Your number is indeed too low. One can show that you are wrong without actually determining the exact number of different cubes. If you want the exact number, this is easily done using Burnside's Lemma as others have mentioned.

However, it turns out that the number $84$ counts something which is easily seen to be less than the number of cubes, and so I suspect that this is what your program actually counted. Hence, this answer may be of use to you.

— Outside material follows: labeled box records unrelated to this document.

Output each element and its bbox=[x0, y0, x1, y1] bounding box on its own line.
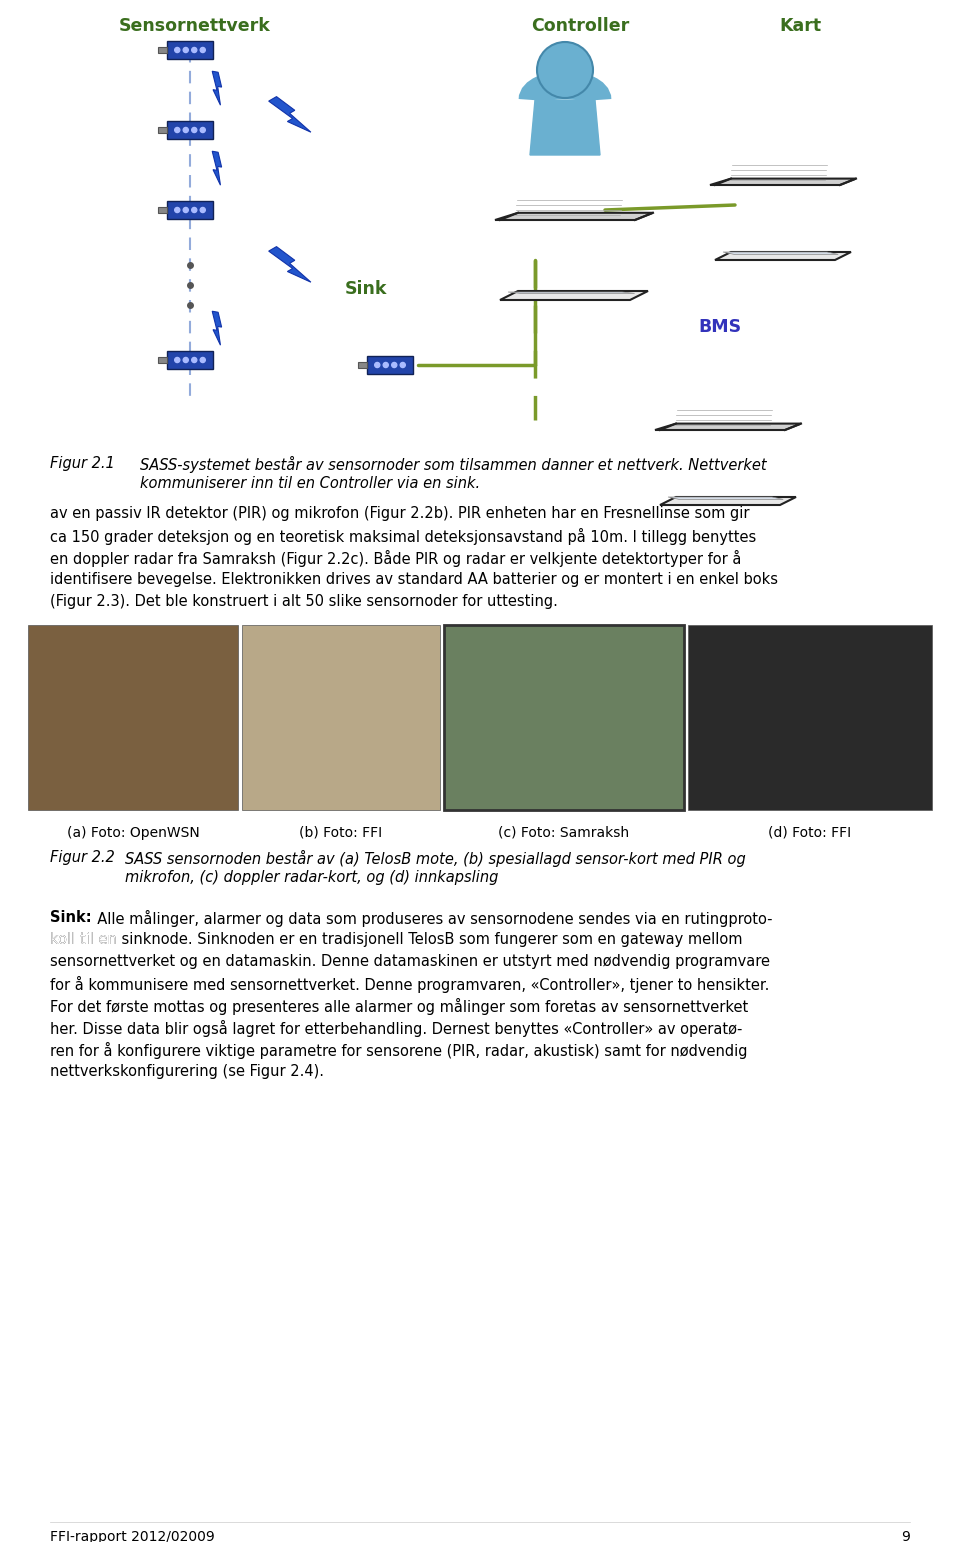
Circle shape bbox=[400, 362, 405, 367]
Bar bbox=[167, 200, 213, 219]
Bar bbox=[158, 126, 167, 134]
Bar bbox=[158, 356, 167, 364]
Bar bbox=[167, 120, 213, 139]
Polygon shape bbox=[710, 179, 856, 185]
Polygon shape bbox=[212, 311, 222, 345]
Circle shape bbox=[175, 48, 180, 52]
Polygon shape bbox=[723, 251, 838, 254]
Circle shape bbox=[175, 208, 180, 213]
Polygon shape bbox=[269, 247, 311, 282]
Polygon shape bbox=[715, 251, 851, 261]
Text: Figur 2.2: Figur 2.2 bbox=[50, 850, 115, 865]
Circle shape bbox=[192, 358, 197, 362]
Circle shape bbox=[537, 42, 593, 99]
Text: FFI-rapport 2012/02009: FFI-rapport 2012/02009 bbox=[50, 1530, 215, 1542]
Bar bbox=[158, 207, 167, 213]
Bar bbox=[167, 350, 213, 370]
Text: Controller: Controller bbox=[531, 17, 629, 35]
Circle shape bbox=[183, 208, 188, 213]
Text: her. Disse data blir også lagret for etterbehandling. Dernest benyttes «Controll: her. Disse data blir også lagret for ett… bbox=[50, 1019, 742, 1038]
Bar bbox=[158, 46, 167, 54]
Circle shape bbox=[383, 362, 388, 367]
Text: (b) Foto: FFI: (b) Foto: FFI bbox=[300, 827, 383, 840]
Text: for å kommunisere med sensornettverket. Denne programvaren, «Controller», tjener: for å kommunisere med sensornettverket. … bbox=[50, 976, 769, 993]
Polygon shape bbox=[655, 424, 801, 430]
Circle shape bbox=[192, 48, 197, 52]
Bar bbox=[242, 625, 440, 810]
Text: (a) Foto: OpenWSN: (a) Foto: OpenWSN bbox=[66, 827, 200, 840]
Text: BMS: BMS bbox=[699, 318, 741, 336]
Text: Sensornettverk: Sensornettverk bbox=[119, 17, 271, 35]
Text: (d) Foto: FFI: (d) Foto: FFI bbox=[768, 827, 852, 840]
Text: en doppler radar fra Samraksh (Figur 2.2c). Både PIR og radar er velkjente detek: en doppler radar fra Samraksh (Figur 2.2… bbox=[50, 550, 741, 567]
Text: Alle målinger, alarmer og data som produseres av sensornodene sendes via en ruti: Alle målinger, alarmer og data som produ… bbox=[88, 910, 773, 927]
Polygon shape bbox=[500, 291, 648, 301]
Text: sensornettverket og en datamaskin. Denne datamaskinen er utstyrt med nødvendig p: sensornettverket og en datamaskin. Denne… bbox=[50, 954, 770, 968]
Circle shape bbox=[201, 358, 205, 362]
Bar bbox=[167, 40, 213, 59]
Bar bbox=[367, 356, 414, 375]
Bar bbox=[444, 625, 684, 810]
Polygon shape bbox=[668, 497, 783, 500]
Polygon shape bbox=[660, 497, 796, 504]
Text: Sink:: Sink: bbox=[50, 910, 91, 925]
Circle shape bbox=[374, 362, 380, 367]
Circle shape bbox=[201, 48, 205, 52]
Circle shape bbox=[175, 128, 180, 133]
Polygon shape bbox=[212, 151, 222, 185]
Text: (c) Foto: Samraksh: (c) Foto: Samraksh bbox=[498, 827, 630, 840]
Bar bbox=[28, 625, 238, 810]
Polygon shape bbox=[495, 213, 653, 221]
Text: koll til en sinknode. Sinknoden er en tradisjonell TelosB som fungerer som en ga: koll til en sinknode. Sinknoden er en tr… bbox=[50, 931, 742, 947]
Text: identifisere bevegelse. Elektronikken drives av standard AA batterier og er mont: identifisere bevegelse. Elektronikken dr… bbox=[50, 572, 778, 588]
Circle shape bbox=[175, 358, 180, 362]
Text: SASS sensornoden består av (a) TelosB mote, (b) spesiallagd sensor-kort med PIR : SASS sensornoden består av (a) TelosB mo… bbox=[125, 850, 746, 867]
Polygon shape bbox=[530, 100, 600, 156]
Circle shape bbox=[201, 128, 205, 133]
Circle shape bbox=[192, 128, 197, 133]
Text: For det første mottas og presenteres alle alarmer og målinger som foretas av sen: For det første mottas og presenteres all… bbox=[50, 998, 748, 1015]
Text: ren for å konfigurere viktige parametre for sensorene (PIR, radar, akustisk) sam: ren for å konfigurere viktige parametre … bbox=[50, 1042, 748, 1059]
Circle shape bbox=[392, 362, 396, 367]
Circle shape bbox=[183, 48, 188, 52]
Text: nettverkskonfigurering (se Figur 2.4).: nettverkskonfigurering (se Figur 2.4). bbox=[50, 1064, 324, 1079]
Circle shape bbox=[183, 128, 188, 133]
Bar bbox=[688, 625, 932, 810]
Text: Sink: Sink bbox=[345, 281, 388, 298]
Polygon shape bbox=[269, 97, 311, 133]
Circle shape bbox=[201, 208, 205, 213]
Bar bbox=[358, 362, 367, 369]
Circle shape bbox=[183, 358, 188, 362]
Text: 9: 9 bbox=[901, 1530, 910, 1542]
Text: Figur 2.1: Figur 2.1 bbox=[50, 456, 115, 470]
Text: koll til en: koll til en bbox=[50, 931, 122, 947]
Text: (Figur 2.3). Det ble konstruert i alt 50 slike sensornoder for uttesting.: (Figur 2.3). Det ble konstruert i alt 50… bbox=[50, 594, 558, 609]
Text: ca 150 grader deteksjon og en teoretisk maksimal deteksjonsavstand på 10m. I til: ca 150 grader deteksjon og en teoretisk … bbox=[50, 527, 756, 544]
Polygon shape bbox=[212, 71, 222, 105]
Text: av en passiv IR detektor (PIR) og mikrofon (Figur 2.2b). PIR enheten har en Fres: av en passiv IR detektor (PIR) og mikrof… bbox=[50, 506, 750, 521]
Text: mikrofon, (c) doppler radar-kort, og (d) innkapsling: mikrofon, (c) doppler radar-kort, og (d)… bbox=[125, 870, 498, 885]
Text: SASS-systemet består av sensornoder som tilsammen danner et nettverk. Nettverket: SASS-systemet består av sensornoder som … bbox=[140, 456, 767, 473]
Circle shape bbox=[192, 208, 197, 213]
Text: kommuniserer inn til en Controller via en sink.: kommuniserer inn til en Controller via e… bbox=[140, 476, 480, 490]
Text: Kart: Kart bbox=[779, 17, 821, 35]
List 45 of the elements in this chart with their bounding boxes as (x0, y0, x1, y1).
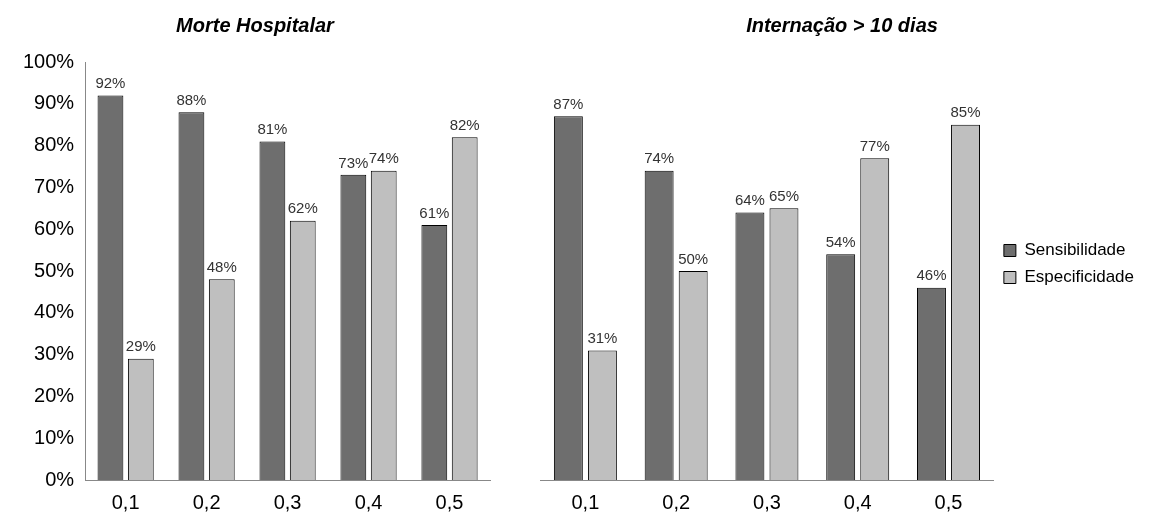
data-label: 87% (553, 94, 584, 112)
data-label: 74% (644, 149, 675, 167)
data-label: 54% (825, 232, 856, 250)
x-tick-label: 0,5 (934, 490, 963, 513)
y-tick-label: 90% (34, 91, 75, 114)
data-label: 77% (859, 136, 890, 154)
y-tick-label: 100% (23, 49, 75, 72)
data-label: 61% (419, 203, 450, 221)
data-label: 65% (768, 186, 799, 204)
x-tick-label: 0,2 (662, 490, 691, 513)
data-label: 31% (587, 329, 618, 347)
y-tick-label: 0% (45, 467, 75, 490)
data-label: 64% (734, 191, 765, 209)
y-tick-label: 30% (34, 342, 75, 365)
x-tick-label: 0,1 (111, 490, 140, 513)
data-label: 50% (678, 249, 709, 267)
y-tick-label: 20% (34, 383, 75, 406)
legend-label: Sensibilidade (1024, 240, 1126, 260)
x-tick-label: 0,5 (435, 490, 464, 513)
data-label: 85% (950, 103, 981, 121)
chart-title: Morte Hospitalar (176, 13, 336, 36)
data-label: 48% (206, 258, 237, 275)
data-label: 46% (916, 266, 947, 284)
data-label: 88% (176, 90, 207, 108)
x-tick-label: 0,4 (354, 490, 383, 513)
y-tick-label: 40% (34, 300, 75, 323)
y-tick-label: 50% (34, 258, 75, 281)
chart-title: Internação > 10 dias (746, 13, 938, 36)
legend-label: Especificidade (1024, 267, 1134, 287)
data-label: 92% (95, 74, 126, 92)
y-tick-label: 60% (34, 216, 75, 239)
data-label: 82% (449, 115, 480, 133)
y-tick-label: 10% (34, 425, 75, 448)
data-label: 62% (287, 199, 318, 217)
x-tick-label: 0,4 (843, 490, 872, 513)
x-tick-label: 0,2 (192, 490, 221, 513)
data-label: 81% (257, 120, 288, 138)
data-label: 73% (338, 153, 369, 171)
y-tick-label: 70% (34, 174, 75, 197)
x-tick-label: 0,3 (273, 490, 302, 513)
data-label: 74% (368, 149, 399, 167)
x-tick-label: 0,3 (753, 490, 781, 513)
y-tick-label: 80% (34, 133, 75, 156)
data-label: 29% (125, 337, 156, 355)
x-tick-label: 0,1 (571, 490, 600, 513)
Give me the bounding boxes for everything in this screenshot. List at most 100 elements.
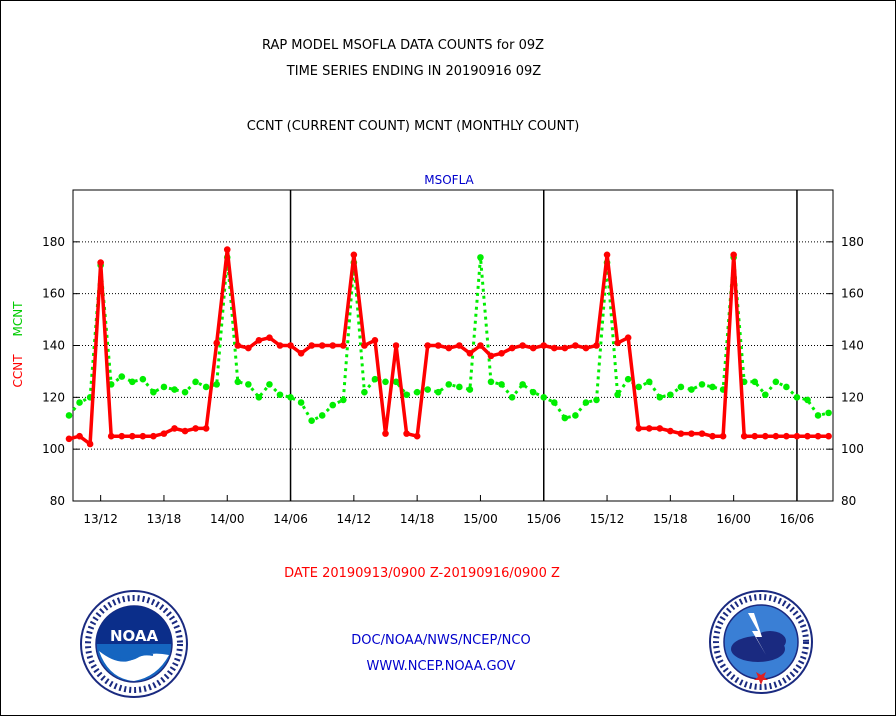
y-label-mcnt: MCNT bbox=[11, 301, 25, 337]
point-ccnt bbox=[223, 246, 231, 253]
point-ccnt bbox=[698, 430, 706, 437]
point-ccnt bbox=[624, 334, 632, 342]
point-ccnt bbox=[255, 337, 263, 344]
point-mcnt bbox=[593, 396, 600, 404]
point-ccnt bbox=[614, 339, 621, 347]
point-mcnt bbox=[624, 375, 632, 383]
point-mcnt bbox=[762, 391, 769, 399]
point-ccnt bbox=[709, 432, 716, 440]
point-ccnt bbox=[456, 342, 463, 349]
point-ccnt bbox=[150, 432, 157, 440]
xtick-label: 15/06 bbox=[526, 512, 561, 526]
point-ccnt bbox=[361, 342, 368, 349]
y-axis-label: CCNT MCNT bbox=[11, 301, 25, 388]
x-axis-ticks: 13/12 13/18 14/00 14/06 14/12 14/18 15/00 15/06… bbox=[83, 495, 814, 526]
point-ccnt bbox=[751, 432, 759, 440]
point-mcnt bbox=[825, 409, 832, 417]
point-mcnt bbox=[498, 381, 505, 388]
point-ccnt bbox=[519, 342, 526, 349]
point-ccnt bbox=[329, 342, 337, 349]
xtick-label: 13/18 bbox=[147, 512, 182, 526]
website-link[interactable]: WWW.NCEP.NOAA.GOV bbox=[366, 659, 516, 674]
point-ccnt bbox=[65, 435, 73, 443]
point-ccnt bbox=[76, 432, 83, 440]
point-ccnt bbox=[434, 342, 442, 349]
ytick-label-left: 140 bbox=[42, 339, 65, 353]
point-ccnt bbox=[508, 344, 516, 352]
point-mcnt bbox=[234, 378, 242, 386]
point-mcnt bbox=[371, 375, 379, 383]
xtick-label: 14/00 bbox=[210, 512, 245, 526]
point-mcnt bbox=[783, 383, 790, 391]
ytick-label-right: 140 bbox=[841, 339, 864, 353]
xtick-label: 15/00 bbox=[463, 512, 498, 526]
point-mcnt bbox=[561, 414, 569, 422]
point-mcnt bbox=[677, 383, 685, 391]
point-mcnt bbox=[361, 388, 368, 396]
noaa-logo-icon: NOAA bbox=[80, 590, 188, 698]
xtick-label: 13/12 bbox=[83, 512, 118, 526]
point-ccnt bbox=[719, 432, 727, 440]
point-ccnt bbox=[118, 432, 126, 440]
ytick-label-left: 160 bbox=[42, 287, 65, 301]
xtick-label: 16/06 bbox=[780, 512, 815, 526]
point-ccnt bbox=[783, 432, 790, 440]
org-path: DOC/NOAA/NWS/NCEP/NCO bbox=[351, 633, 531, 648]
point-mcnt bbox=[129, 378, 136, 386]
point-ccnt bbox=[445, 344, 453, 352]
point-mcnt bbox=[160, 383, 168, 391]
ytick-label-left: 80 bbox=[50, 494, 65, 508]
point-ccnt bbox=[487, 352, 495, 360]
point-mcnt bbox=[392, 378, 400, 386]
point-mcnt bbox=[181, 388, 189, 396]
point-ccnt bbox=[529, 344, 537, 352]
point-mcnt bbox=[76, 399, 83, 406]
point-mcnt bbox=[487, 378, 495, 386]
point-ccnt bbox=[213, 339, 220, 347]
point-mcnt bbox=[529, 388, 537, 396]
point-ccnt bbox=[477, 342, 484, 349]
title-line-2: TIME SERIES ENDING IN 20190916 09Z bbox=[286, 64, 542, 79]
y-axis-ticks: 80 80 100 100 120 120 140 140 160 160 180 180 bbox=[42, 235, 864, 508]
point-ccnt bbox=[730, 251, 737, 259]
point-ccnt bbox=[762, 432, 769, 440]
point-mcnt bbox=[266, 381, 273, 388]
y-label-ccnt: CCNT bbox=[11, 354, 25, 388]
point-ccnt bbox=[603, 251, 611, 259]
point-ccnt bbox=[181, 427, 189, 435]
point-mcnt bbox=[329, 401, 337, 409]
xtick-label: 14/18 bbox=[400, 512, 435, 526]
point-mcnt bbox=[213, 381, 220, 388]
point-mcnt bbox=[202, 383, 210, 391]
ytick-label-right: 120 bbox=[841, 390, 864, 404]
point-ccnt bbox=[814, 432, 822, 440]
point-mcnt bbox=[297, 399, 305, 406]
point-mcnt bbox=[656, 394, 664, 401]
point-mcnt bbox=[698, 381, 706, 388]
point-mcnt bbox=[308, 417, 315, 424]
point-ccnt bbox=[129, 432, 136, 440]
point-ccnt bbox=[466, 349, 474, 357]
point-ccnt bbox=[540, 342, 548, 349]
point-mcnt bbox=[287, 394, 294, 401]
point-mcnt bbox=[139, 375, 147, 383]
series-line-mcnt bbox=[67, 255, 829, 423]
point-ccnt bbox=[677, 430, 685, 437]
point-ccnt bbox=[371, 337, 379, 344]
point-ccnt bbox=[382, 430, 389, 437]
point-ccnt bbox=[688, 430, 695, 437]
point-ccnt bbox=[287, 342, 294, 349]
point-ccnt bbox=[498, 349, 505, 357]
xtick-label: 15/18 bbox=[653, 512, 688, 526]
chart-title: MSOFLA bbox=[424, 173, 474, 187]
point-mcnt bbox=[150, 388, 157, 396]
point-ccnt bbox=[424, 342, 432, 349]
point-ccnt bbox=[171, 425, 178, 432]
point-mcnt bbox=[382, 378, 389, 386]
point-ccnt bbox=[86, 440, 94, 448]
point-mcnt bbox=[456, 383, 463, 391]
point-mcnt bbox=[340, 396, 347, 404]
point-ccnt bbox=[561, 344, 569, 352]
point-mcnt bbox=[413, 388, 421, 396]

We can undercount the number of cubes by just counting according to the distribution of colours used. A distribution is just a non-decreasing sequence of at most 4 integers that sum to 6.

There are

4 of type (6)

6 of type (3,3)

12 of type (1,5)

12 of type (2,4)

4 of type (2,2,2)

12 of type (1,1,4)

24 of type (1,2,3)

4 of type (1,1,1,3)

6 of type (1,1,2,2)

If you add that up you magically get the number $84$.

To see that $84$ actually undercounts cubes, note that there two cubes with two red faces and four blue faces, depending if the red faces are adjacent or not. Thus, there are at least 85 cubes.